Une copie, donc, mais une copie plutôt honnête, et qui plus est, gratuite. Eh bien RaiderZ, c’est exactement la même chose, si ce n’est que son modèle s’appelle TERA (cf. notre test). Et on s’en rend compte dès les premiers combats, puisque Maiet reprend quasiment pièce par pièce tout le système mis au point par son ainé : une visée manuelle qui vous oblige à cibler vos adversaires pour pouvoir les toucher, des esquives gérées par une barre d’énergie, et des enchaînements de coups dynamiques. De même, les monstres se montreront un peu plus dégourdis que d’habitude.

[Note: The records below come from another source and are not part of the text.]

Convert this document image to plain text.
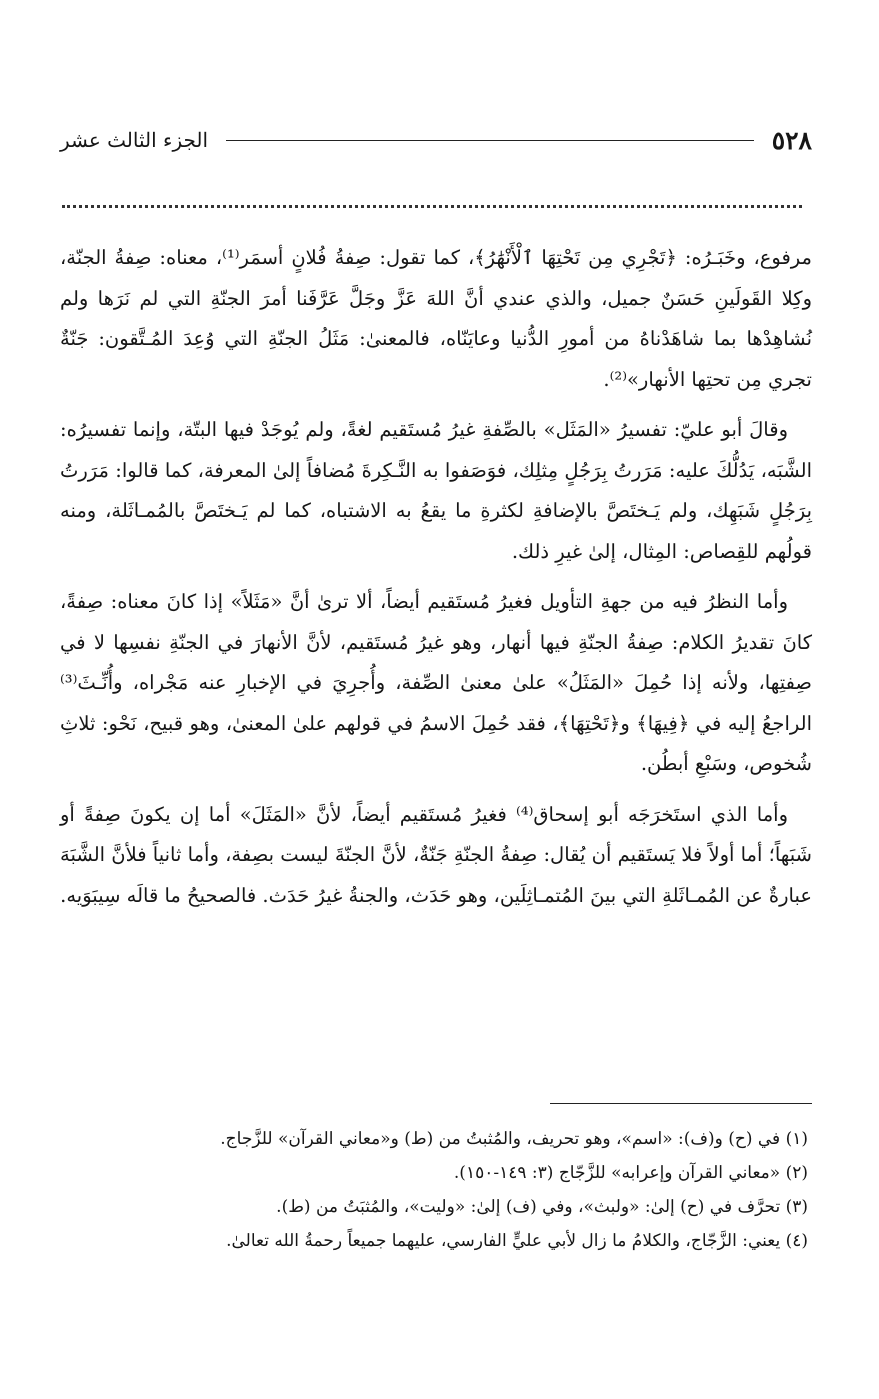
٥٢٨
الجزء الثالث عشر

مرفوع، وخَبَـرُه: ﴿تَجْرِي مِن تَحْتِهَا ٱلْأَنْهَٰرُ﴾، كما تقول: صِفةُ فُلانٍ أسمَر⁽¹⁾، معناه: صِفةُ الجنّة، وكِلا القَولَينِ حَسَنٌ جميل، والذي عندي أنَّ اللهَ عَزَّ وجَلَّ عَرَّفَنا أمرَ الجنّةِ التي لم نَرَها ولم نُشاهِدْها بما شاهَدْناهُ من أمورِ الدُّنيا وعايَنّاه، فالمعنىٰ: مَثَلُ الجنّةِ التي وُعِدَ المُـتَّقون: جَنّةٌ تجري مِن تحتِها الأنهار»⁽²⁾.

وقالَ أبو عليّ: تفسيرُ «المَثَل» بالصِّفةِ غيرُ مُستَقيم لغةً، ولم يُوجَدْ فيها البتّة، وإنما تفسيرُه: الشَّبَه، يَدُلُّكَ عليه: مَرَرتُ بِرَجُلٍ مِثلِك، فوَصَفوا به النَّـكِرةَ مُضافاً إلىٰ المعرفة، كما قالوا: مَرَرتُ بِرَجُلٍ شَبَهِك، ولم يَـختَصَّ بالإضافةِ لكثرةِ ما يقعُ به الاشتباه، كما لم يَـختَصَّ بالمُمـاثَلة، ومنه قولُهم للقِصاص: المِثال، إلىٰ غيرِ ذلك.

وأما النظرُ فيه من جهةِ التأويل فغيرُ مُستَقيم أيضاً، ألا ترىٰ أنَّ «مَثَلاً» إذا كانَ معناه: صِفةً، كانَ تقديرُ الكلام: صِفةُ الجنّةِ فيها أنهار، وهو غيرُ مُستَقيم، لأنَّ الأنهارَ في الجنّةِ نفسِها لا في صِفتِها، ولأنه إذا حُمِلَ «المَثَلُ» علىٰ معنىٰ الصِّفة، وأُجرِيَ في الإخبارِ عنه مَجْراه، وأُنِّـثَ⁽³⁾ الراجعُ إليه في ﴿فِيهَا﴾ و﴿تَحْتِهَا﴾، فقد حُمِلَ الاسمُ في قولهم علىٰ المعنىٰ، وهو قبيح، نَحْو: ثلاثِ شُخوص، وسَبْعِ أبطُن.

وأما الذي استَخرَجَه أبو إسحاق⁽⁴⁾ فغيرُ مُستَقيم أيضاً، لأنَّ «المَثَلَ» أما إن يكونَ صِفةً أو شَبَهاً؛ أما أولاً فلا يَستَقيم أن يُقال: صِفةُ الجنّةِ جَنّةٌ، لأنَّ الجنّةَ ليست بصِفة، وأما ثانياً فلأنَّ الشَّبَهَ عبارةٌ عن المُمـاثَلةِ التي بينَ المُتمـاثِلَين، وهو حَدَث، والجنةُ غيرُ حَدَث. فالصحيحُ ما قالَه سِيبَوَيه.

(١) في (ح) و(ف): «اسم»، وهو تحريف، والمُثبتُ من (ط) و«معاني القرآن» للزَّجاج.

(٢) «معاني القرآن وإعرابه» للزَّجّاج (٣: ١٤٩-١٥٠).

(٣) تحرَّف في (ح) إلىٰ: «ولبث»، وفي (ف) إلىٰ: «وليت»، والمُثبَتُ من (ط).

(٤) يعني: الزَّجّاج، والكلامُ ما زال لأبي عليٍّ الفارسي، عليهما جميعاً رحمةُ الله تعالىٰ.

Les loups pourront ainsi opérer de rapides manœuvres de contournement pour vous attaquer de flanc, tandis que les trolls des mers disposeront de mouvements de charges ou d’étourdissement.

Bien sûr, au début, la relative intelligence de nos adversaires et leur palette de coups spéciaux seront plus anecdotiques qu’autre chose, histoire de laisser le joueur se familiariser avec le concept, mais dès que vont arriver les premiers combats de groupe, et les premières créatures d’envergure, comme cette sorte de loup à plusieurs queues rappelant un certain Kyubi, les combats prendront une dimension véritablement ludique et prenante.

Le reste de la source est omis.